Donnerstag, 15. Mai 2014

Zeugentypen. Heute: Frau Lehrerin

Mein Verhältnis zu Lehrern während meiner Schulzeit war häufig von Spannungen geprägt. Kaum war die Grundschule vorbei und mit ihr die Zeit der lieben Klassenlehrerin, begann er, der nahezu tägliche Kleinkrieg mit dem Lehrkörper. Wo heute Mediationsgespräche geführt werden, gab es damals Klassenbucheinträge und Ausschluss vom Unterricht. Man musste vor der Klassentür stehen, wenn man nicht brav war und die Türklinke gedrückt halten, damit die Lehrkraft sehen konnte, dass man auch wirklich vor der Tür stand und sich nicht etwa in den Tischtennisraum oder zum Rauchen aufs Klo verabschiedet hatte.

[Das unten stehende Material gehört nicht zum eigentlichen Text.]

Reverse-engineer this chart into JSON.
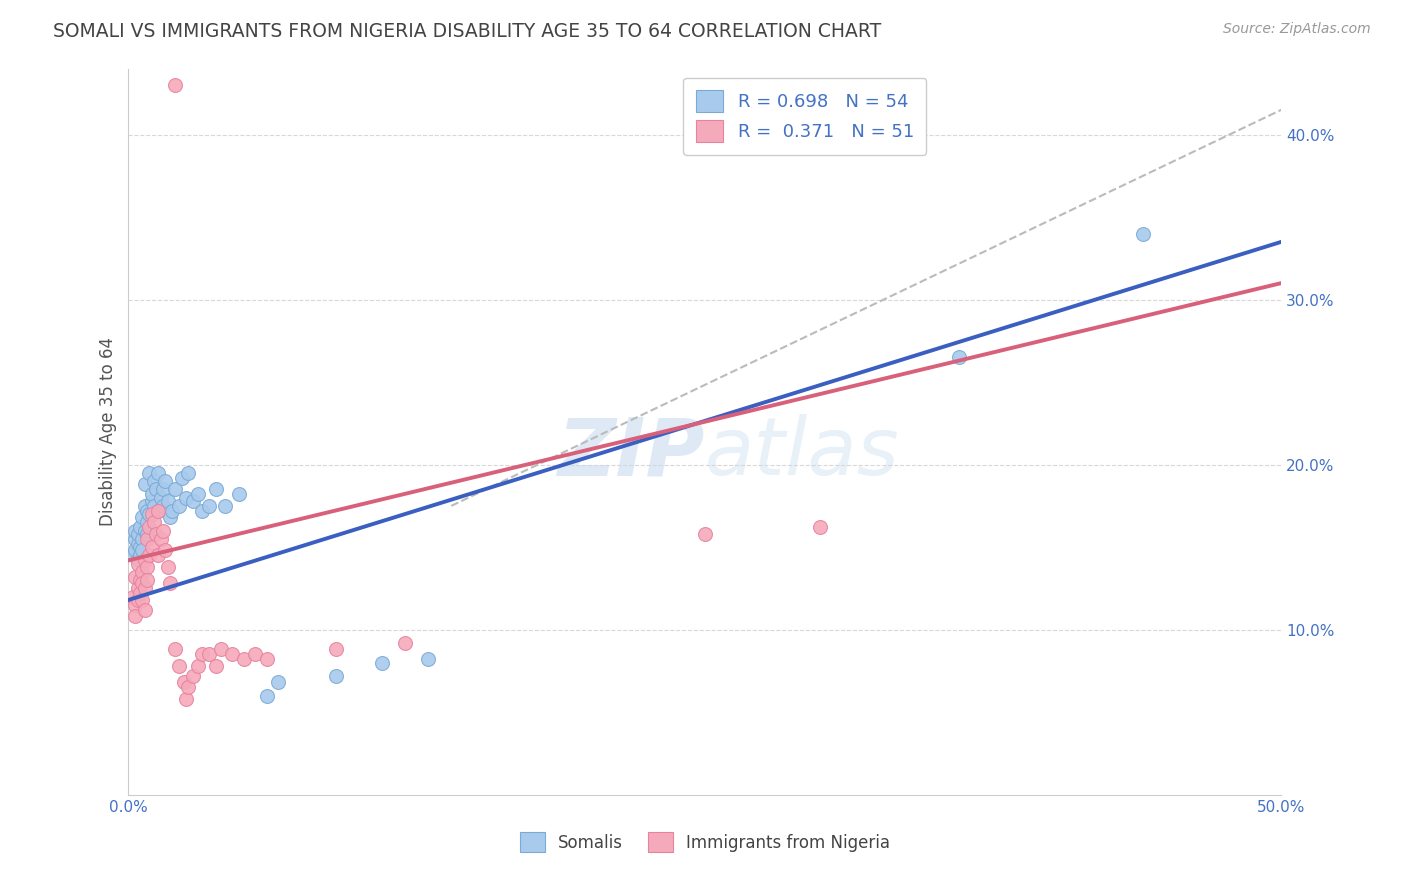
{
  "title": "SOMALI VS IMMIGRANTS FROM NIGERIA DISABILITY AGE 35 TO 64 CORRELATION CHART",
  "source": "Source: ZipAtlas.com",
  "ylabel": "Disability Age 35 to 64",
  "x_min": 0.0,
  "x_max": 0.5,
  "y_min": 0.0,
  "y_max": 0.44,
  "x_ticks": [
    0.0,
    0.1,
    0.2,
    0.3,
    0.4,
    0.5
  ],
  "x_tick_labels": [
    "0.0%",
    "",
    "",
    "",
    "",
    "50.0%"
  ],
  "y_ticks": [
    0.1,
    0.2,
    0.3,
    0.4
  ],
  "y_tick_labels": [
    "10.0%",
    "20.0%",
    "30.0%",
    "40.0%"
  ],
  "somali_R": 0.698,
  "somali_N": 54,
  "nigeria_R": 0.371,
  "nigeria_N": 51,
  "somali_color": "#A8CAED",
  "nigeria_color": "#F5AABB",
  "somali_edge": "#7BAAD4",
  "nigeria_edge": "#E882A0",
  "trend_somali_color": "#3B5FC0",
  "trend_nigeria_color": "#D9607A",
  "trend_dashed_color": "#BBBBBB",
  "watermark": "ZIPatlas",
  "legend_labels": [
    "Somalis",
    "Immigrants from Nigeria"
  ],
  "somali_scatter": [
    [
      0.002,
      0.145
    ],
    [
      0.003,
      0.155
    ],
    [
      0.003,
      0.16
    ],
    [
      0.003,
      0.148
    ],
    [
      0.004,
      0.152
    ],
    [
      0.004,
      0.158
    ],
    [
      0.004,
      0.143
    ],
    [
      0.005,
      0.15
    ],
    [
      0.005,
      0.145
    ],
    [
      0.005,
      0.162
    ],
    [
      0.006,
      0.155
    ],
    [
      0.006,
      0.148
    ],
    [
      0.006,
      0.168
    ],
    [
      0.007,
      0.16
    ],
    [
      0.007,
      0.175
    ],
    [
      0.007,
      0.188
    ],
    [
      0.008,
      0.165
    ],
    [
      0.008,
      0.172
    ],
    [
      0.008,
      0.158
    ],
    [
      0.009,
      0.17
    ],
    [
      0.009,
      0.195
    ],
    [
      0.01,
      0.178
    ],
    [
      0.01,
      0.182
    ],
    [
      0.011,
      0.19
    ],
    [
      0.011,
      0.175
    ],
    [
      0.012,
      0.185
    ],
    [
      0.013,
      0.172
    ],
    [
      0.013,
      0.195
    ],
    [
      0.014,
      0.18
    ],
    [
      0.015,
      0.185
    ],
    [
      0.015,
      0.175
    ],
    [
      0.016,
      0.19
    ],
    [
      0.017,
      0.178
    ],
    [
      0.018,
      0.168
    ],
    [
      0.019,
      0.172
    ],
    [
      0.02,
      0.185
    ],
    [
      0.022,
      0.175
    ],
    [
      0.023,
      0.192
    ],
    [
      0.025,
      0.18
    ],
    [
      0.026,
      0.195
    ],
    [
      0.028,
      0.178
    ],
    [
      0.03,
      0.182
    ],
    [
      0.032,
      0.172
    ],
    [
      0.035,
      0.175
    ],
    [
      0.038,
      0.185
    ],
    [
      0.042,
      0.175
    ],
    [
      0.048,
      0.182
    ],
    [
      0.06,
      0.06
    ],
    [
      0.065,
      0.068
    ],
    [
      0.09,
      0.072
    ],
    [
      0.11,
      0.08
    ],
    [
      0.13,
      0.082
    ],
    [
      0.36,
      0.265
    ],
    [
      0.44,
      0.34
    ]
  ],
  "nigeria_scatter": [
    [
      0.002,
      0.12
    ],
    [
      0.003,
      0.115
    ],
    [
      0.003,
      0.108
    ],
    [
      0.003,
      0.132
    ],
    [
      0.004,
      0.125
    ],
    [
      0.004,
      0.118
    ],
    [
      0.004,
      0.14
    ],
    [
      0.005,
      0.13
    ],
    [
      0.005,
      0.122
    ],
    [
      0.006,
      0.135
    ],
    [
      0.006,
      0.128
    ],
    [
      0.006,
      0.118
    ],
    [
      0.007,
      0.142
    ],
    [
      0.007,
      0.125
    ],
    [
      0.007,
      0.112
    ],
    [
      0.008,
      0.138
    ],
    [
      0.008,
      0.13
    ],
    [
      0.008,
      0.155
    ],
    [
      0.009,
      0.145
    ],
    [
      0.009,
      0.162
    ],
    [
      0.01,
      0.15
    ],
    [
      0.01,
      0.17
    ],
    [
      0.011,
      0.165
    ],
    [
      0.012,
      0.158
    ],
    [
      0.013,
      0.172
    ],
    [
      0.013,
      0.145
    ],
    [
      0.014,
      0.155
    ],
    [
      0.015,
      0.16
    ],
    [
      0.016,
      0.148
    ],
    [
      0.017,
      0.138
    ],
    [
      0.018,
      0.128
    ],
    [
      0.02,
      0.088
    ],
    [
      0.022,
      0.078
    ],
    [
      0.024,
      0.068
    ],
    [
      0.025,
      0.058
    ],
    [
      0.026,
      0.065
    ],
    [
      0.028,
      0.072
    ],
    [
      0.03,
      0.078
    ],
    [
      0.032,
      0.085
    ],
    [
      0.035,
      0.085
    ],
    [
      0.038,
      0.078
    ],
    [
      0.04,
      0.088
    ],
    [
      0.045,
      0.085
    ],
    [
      0.05,
      0.082
    ],
    [
      0.055,
      0.085
    ],
    [
      0.06,
      0.082
    ],
    [
      0.09,
      0.088
    ],
    [
      0.12,
      0.092
    ],
    [
      0.02,
      0.43
    ],
    [
      0.25,
      0.158
    ],
    [
      0.3,
      0.162
    ]
  ],
  "somali_trend_x": [
    0.0,
    0.5
  ],
  "somali_trend_y": [
    0.118,
    0.335
  ],
  "nigeria_trend_x": [
    0.0,
    0.5
  ],
  "nigeria_trend_y": [
    0.142,
    0.31
  ],
  "dashed_trend_x": [
    0.14,
    0.5
  ],
  "dashed_trend_y": [
    0.175,
    0.415
  ],
  "background_color": "#FFFFFF",
  "grid_color": "#D8D8D8",
  "title_color": "#444444",
  "axis_label_color": "#555555",
  "tick_color": "#4472C4"
}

Das war sicher wenig pädagogisch wertvoll, aber man nahm es sportlich, hängte seinen Turnbeutel an die Türklinke, fixierte die Tür gegen Aufgehen mit einem Stuhl und ging seiner Wege. Rasch hatte man raus, dass man nach so einer Stunde vor der Klassentüre in der nächsten Stunde über den Inhalt der vorangegangenen Stunde mündlich geprüft wurde, weshalb man zum Ärger des Lehrkörpers ganz besonders gut anhand der Mitschriften Derjenigen vorbereitet war, mit denen man sich des Öfteren die Klinke in die Hand gab.

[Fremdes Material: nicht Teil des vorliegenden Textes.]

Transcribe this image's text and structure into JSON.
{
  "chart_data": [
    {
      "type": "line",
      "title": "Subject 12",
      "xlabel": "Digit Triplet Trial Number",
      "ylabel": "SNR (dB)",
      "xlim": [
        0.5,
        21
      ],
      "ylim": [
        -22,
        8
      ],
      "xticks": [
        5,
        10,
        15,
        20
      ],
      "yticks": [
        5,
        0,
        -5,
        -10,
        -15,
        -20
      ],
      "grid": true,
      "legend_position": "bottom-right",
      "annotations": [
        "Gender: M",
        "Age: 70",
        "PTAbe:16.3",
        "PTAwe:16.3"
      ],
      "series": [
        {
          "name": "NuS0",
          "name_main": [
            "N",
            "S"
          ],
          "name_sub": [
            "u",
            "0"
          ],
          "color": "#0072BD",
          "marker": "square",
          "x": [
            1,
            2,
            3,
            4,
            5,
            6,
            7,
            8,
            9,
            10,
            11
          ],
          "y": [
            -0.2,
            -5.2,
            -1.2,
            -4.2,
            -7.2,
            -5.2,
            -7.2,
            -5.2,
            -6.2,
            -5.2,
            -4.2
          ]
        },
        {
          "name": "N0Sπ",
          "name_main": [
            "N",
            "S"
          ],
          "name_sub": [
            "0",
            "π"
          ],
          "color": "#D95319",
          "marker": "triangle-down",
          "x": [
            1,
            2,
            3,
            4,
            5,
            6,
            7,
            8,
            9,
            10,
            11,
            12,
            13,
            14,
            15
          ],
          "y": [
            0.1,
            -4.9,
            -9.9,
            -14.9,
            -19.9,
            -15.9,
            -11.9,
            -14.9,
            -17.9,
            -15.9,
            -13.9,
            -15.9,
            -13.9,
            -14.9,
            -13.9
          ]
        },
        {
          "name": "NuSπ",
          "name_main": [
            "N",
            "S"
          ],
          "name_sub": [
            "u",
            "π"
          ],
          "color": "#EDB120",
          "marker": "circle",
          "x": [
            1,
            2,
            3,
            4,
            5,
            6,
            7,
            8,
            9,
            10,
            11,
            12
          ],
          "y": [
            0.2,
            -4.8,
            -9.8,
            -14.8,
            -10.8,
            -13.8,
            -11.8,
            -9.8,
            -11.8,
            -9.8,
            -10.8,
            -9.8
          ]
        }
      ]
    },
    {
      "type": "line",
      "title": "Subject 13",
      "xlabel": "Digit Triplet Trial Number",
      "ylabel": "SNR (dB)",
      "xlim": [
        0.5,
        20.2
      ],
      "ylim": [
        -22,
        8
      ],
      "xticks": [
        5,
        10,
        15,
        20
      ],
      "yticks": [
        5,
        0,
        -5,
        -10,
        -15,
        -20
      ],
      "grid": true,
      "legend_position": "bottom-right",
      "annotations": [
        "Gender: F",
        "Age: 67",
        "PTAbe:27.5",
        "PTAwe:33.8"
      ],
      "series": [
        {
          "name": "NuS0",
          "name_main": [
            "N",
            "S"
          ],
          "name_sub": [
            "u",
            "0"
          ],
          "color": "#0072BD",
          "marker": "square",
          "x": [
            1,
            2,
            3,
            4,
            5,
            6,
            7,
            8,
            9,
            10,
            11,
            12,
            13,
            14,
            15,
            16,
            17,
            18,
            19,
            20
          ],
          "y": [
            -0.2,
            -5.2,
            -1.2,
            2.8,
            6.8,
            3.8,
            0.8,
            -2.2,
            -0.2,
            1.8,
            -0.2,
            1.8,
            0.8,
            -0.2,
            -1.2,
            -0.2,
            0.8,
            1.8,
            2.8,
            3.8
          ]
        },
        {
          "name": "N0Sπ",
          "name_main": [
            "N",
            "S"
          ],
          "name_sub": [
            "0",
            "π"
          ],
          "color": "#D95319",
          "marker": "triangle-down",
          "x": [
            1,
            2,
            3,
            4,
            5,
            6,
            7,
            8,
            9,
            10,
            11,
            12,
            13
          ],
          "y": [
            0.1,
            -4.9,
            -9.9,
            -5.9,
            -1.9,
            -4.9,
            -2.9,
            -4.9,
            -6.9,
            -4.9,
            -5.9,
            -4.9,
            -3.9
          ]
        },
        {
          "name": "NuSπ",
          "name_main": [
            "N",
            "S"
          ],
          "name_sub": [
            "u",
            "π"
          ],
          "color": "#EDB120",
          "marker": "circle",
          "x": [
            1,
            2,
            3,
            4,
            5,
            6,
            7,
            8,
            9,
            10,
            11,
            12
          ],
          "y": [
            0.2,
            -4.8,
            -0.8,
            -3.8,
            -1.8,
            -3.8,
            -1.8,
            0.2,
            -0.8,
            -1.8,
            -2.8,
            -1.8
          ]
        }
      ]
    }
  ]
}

Der Zeugentyp der Frau Lehrerin ist konservativ gekleidet und neigt zu hektischen roten Flecken. Zunächst bekundet Frau Lehrerin ganz im Sinne der StPO, nämlich im Zusammenhang. Die Schilderung ist lebendig und man kann die Abläufe vor seinem inneren Auge nachvollziehen. Die Richterbank nickt wohlwollend. Es ist ein bisschen so wie in der Schule, wenn´s gut läuft beim  Frontalunterricht. Frau Lehrerin ist zufrieden mit sich.

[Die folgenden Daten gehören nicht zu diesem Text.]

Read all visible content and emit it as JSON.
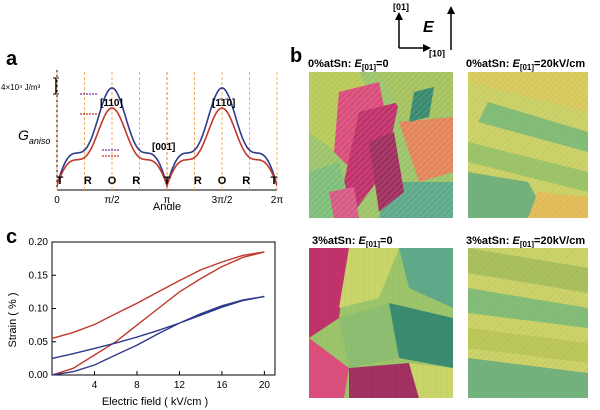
{
  "figure": {
    "panel_a_label": "a",
    "panel_b_label": "b",
    "panel_c_label": "c"
  },
  "legend": {
    "dir_01": "[01]",
    "dir_10": "[10]",
    "field": "E"
  },
  "panel_a": {
    "ylabel": "G",
    "ylabel_sub": "aniso",
    "scale": "4×10⁴ J/m³",
    "xlabel": "Angle",
    "xticks": [
      "0",
      "π/2",
      "π",
      "3π/2",
      "2π"
    ],
    "dir_110": "[110]",
    "dir_1bar10": "[1̄1̄0]",
    "dir_001bar": "[001̄]",
    "phase_labels": [
      "T",
      "R",
      "O",
      "R",
      "T",
      "R",
      "O",
      "R",
      "T"
    ]
  },
  "panel_b": {
    "titles": [
      "0%atSn: E[01]=0",
      "0%atSn: E[01]=20kV/cm",
      "3%atSn: E[01]=0",
      "3%atSn: E[01]=20kV/cm"
    ],
    "title_parts": [
      {
        "pre": "0%atSn: ",
        "E": "E",
        "sub": "[01]",
        "post": "=0"
      },
      {
        "pre": "0%atSn: ",
        "E": "E",
        "sub": "[01]",
        "post": "=20kV/cm"
      },
      {
        "pre": "3%atSn: ",
        "E": "E",
        "sub": "[01]",
        "post": "=0"
      },
      {
        "pre": "3%atSn: ",
        "E": "E",
        "sub": "[01]",
        "post": "=20kV/cm"
      }
    ]
  },
  "chart_data": {
    "type": "line",
    "title": "",
    "xlabel": "Electric field ( kV/cm )",
    "ylabel": "Strain ( % )",
    "xlim": [
      0,
      21
    ],
    "ylim": [
      0,
      0.2
    ],
    "xticks": [
      4,
      8,
      12,
      16,
      20
    ],
    "yticks": [
      0.0,
      0.05,
      0.1,
      0.15,
      0.2
    ],
    "xtick_labels": [
      "4",
      "8",
      "12",
      "16",
      "20"
    ],
    "ytick_labels": [
      "0.00",
      "0.05",
      "0.10",
      "0.15",
      "0.20"
    ],
    "series": [
      {
        "name": "red loop",
        "color": "#c0392b",
        "up": [
          [
            0,
            0.0
          ],
          [
            2,
            0.01
          ],
          [
            4,
            0.03
          ],
          [
            6,
            0.05
          ],
          [
            8,
            0.075
          ],
          [
            10,
            0.1
          ],
          [
            12,
            0.125
          ],
          [
            14,
            0.145
          ],
          [
            16,
            0.163
          ],
          [
            18,
            0.177
          ],
          [
            20,
            0.185
          ]
        ],
        "down": [
          [
            20,
            0.185
          ],
          [
            18,
            0.18
          ],
          [
            16,
            0.17
          ],
          [
            14,
            0.158
          ],
          [
            12,
            0.142
          ],
          [
            10,
            0.125
          ],
          [
            8,
            0.108
          ],
          [
            6,
            0.092
          ],
          [
            4,
            0.076
          ],
          [
            2,
            0.064
          ],
          [
            0,
            0.055
          ]
        ]
      },
      {
        "name": "blue loop",
        "color": "#2e3a8c",
        "up": [
          [
            0,
            0.0
          ],
          [
            2,
            0.005
          ],
          [
            4,
            0.015
          ],
          [
            6,
            0.03
          ],
          [
            8,
            0.045
          ],
          [
            10,
            0.062
          ],
          [
            12,
            0.078
          ],
          [
            14,
            0.092
          ],
          [
            16,
            0.104
          ],
          [
            18,
            0.113
          ],
          [
            20,
            0.118
          ]
        ],
        "down": [
          [
            20,
            0.118
          ],
          [
            18,
            0.112
          ],
          [
            16,
            0.102
          ],
          [
            14,
            0.09
          ],
          [
            12,
            0.078
          ],
          [
            10,
            0.067
          ],
          [
            8,
            0.057
          ],
          [
            6,
            0.048
          ],
          [
            4,
            0.04
          ],
          [
            2,
            0.032
          ],
          [
            0,
            0.025
          ]
        ]
      }
    ]
  }
}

Genauso wie in der Schule ist die gute Stimmung vorbei wenn Nachfragen gestellt werden, die als unangenehm empfunden und teils mit Kopfschütteln und Augenrollen bedacht werden. Hier offenbart sich dann, dass der selbstbewusste Vortrag weniger auf tatsächlich Erlebtem als vielmehr auf Schlussfolgerungen fußt. Das, was nicht selbst erlebt wurde, wird ersetzt durch Dasjenige, was entweder logisch oder wünschenswert erscheint. Die Aussage verliert an Bedeutung. Die Empörung ist spürbar. Frau Lehrerin fühlt sich gegängelt und man sieht ihr an, dass sie lieber ohne Verteidiger verhandeln würde. Ich sehe mich schon vor der Tür stehen und überlegen, womit ich wohl den Turnbeutel ersetzen könnte.  

1 Kommentar:

Anonym hat gesagt…

Mit dem Schönfelder im Leinenbeutel?